Intercostale ruimten

De intercostale ruimten, ook wel tussenruimten genoemd, zijn de ruimten tussen de ribben. Er zijn 11 ruimtes aan elke kant en ze zijn genummerd volgens de rib die de bovengrens van de ruimte vormt.

Artikel:

  • Grote anatomie
  • Bloedvoorziening
  • Innervatie
  • Gerelateerde pathologie

Afbeeldingen:

  • Gevallen en figuren

Grote anatomie

De intercostale ruimten bevatten drie spierlagen: de buitenste, binnenste en binnenste lagen met de neurovasculaire bundel die zich tussen de binnenste en binnenste lagen bevindt.

Spierlagen

De uitwendige intercostale spier is de buitenste spier van de intercostale ruimte. Deze spier heeft vezels die in neerwaartse, voorwaartse en mediale richting lopen vanaf de inferieure rand van de superieure rib om aan te sluiten op de buitenste lip van de inferieure rib.

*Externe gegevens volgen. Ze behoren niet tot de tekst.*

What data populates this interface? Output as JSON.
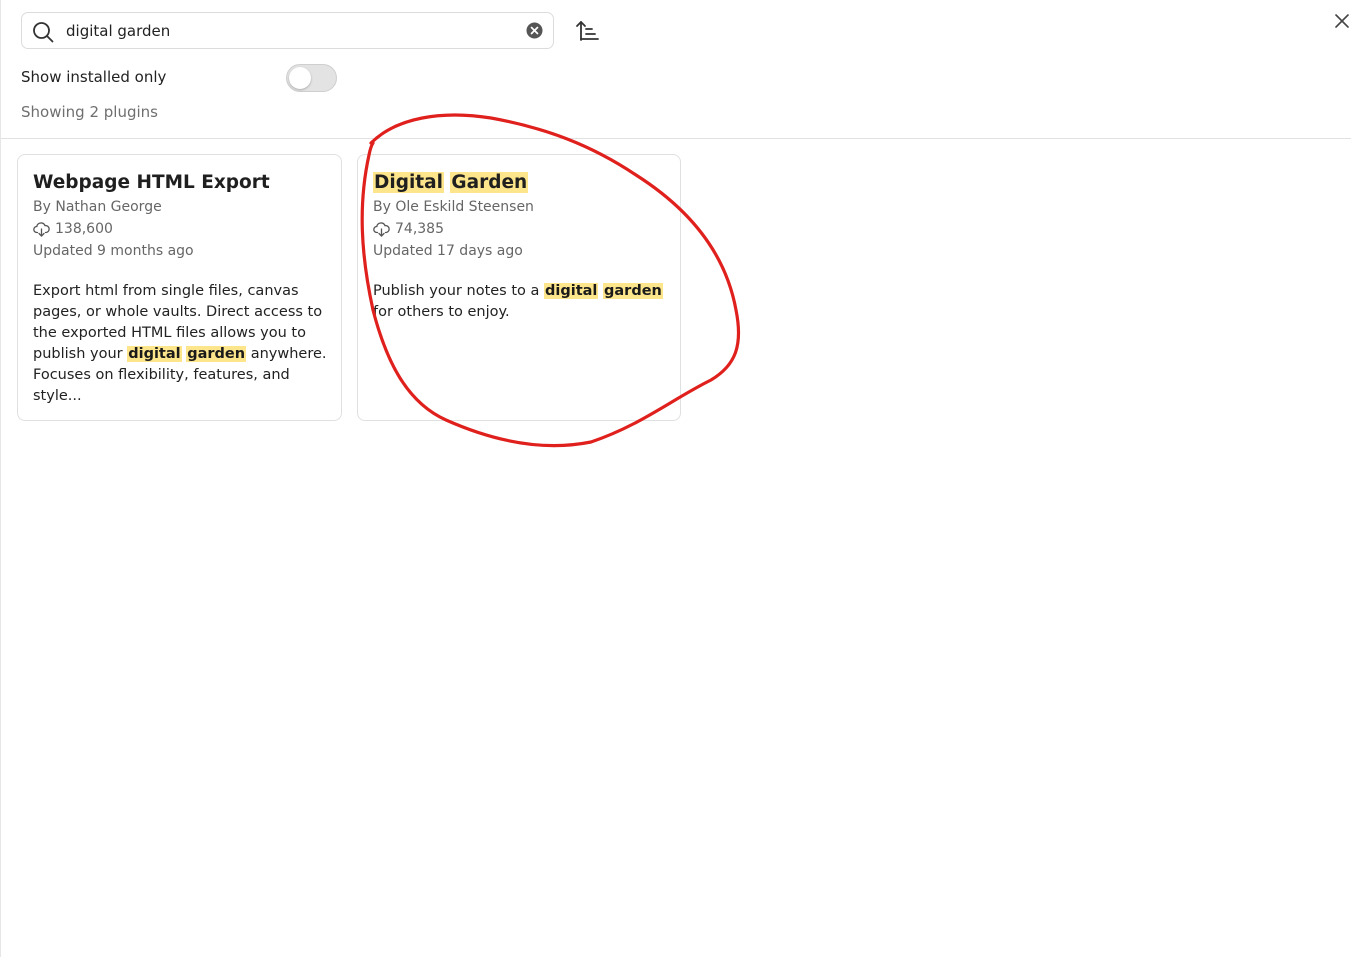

De interne intercostale spier is de middelste laag van de intercostale ruimte. Deze spier heeft vezels die in neerwaartse, achterwaartse en laterale richting lopen vanaf de inferieure rand van de superieure rib om aan te sluiten op de superieure rand van de inferieure rib.

De diepste spierlaag in de intercostale ruimte bestaat uit drie spieren die gezamenlijk bekend staan als de tranversus thoracis groep. Deze groep omvat de subcostale spieren posterior, de binnenste intercostale spieren lateraal, en de transversus thoracis / sternocostalis spieren anterior.

Neurovasculaire bundel

De neuromusculaire bundels bevinden zich tussen de middelste en binnenste lagen, beschermd door de costale groef van de superieure rib van elke intercostale ruimte. Zij zijn geordend ader, slagader, zenuw van superieur naar inferieur (mnemonic VAN). De collaterale neurovasculaire bundel loopt aan de onderrand van de ruimte, net boven de inferieure rib en de volgorde is omgekeerd, d.w.z. zenuw, slagader, ader van superieur naar inferieur.

Bloedvoorziening

Aderlijke voorziening

De structuren in elke intercostale ruimte worden bevoorraad door een enkele grote posterieure intercostale slagader en 2 kleinere anterieure intercostale slagaders.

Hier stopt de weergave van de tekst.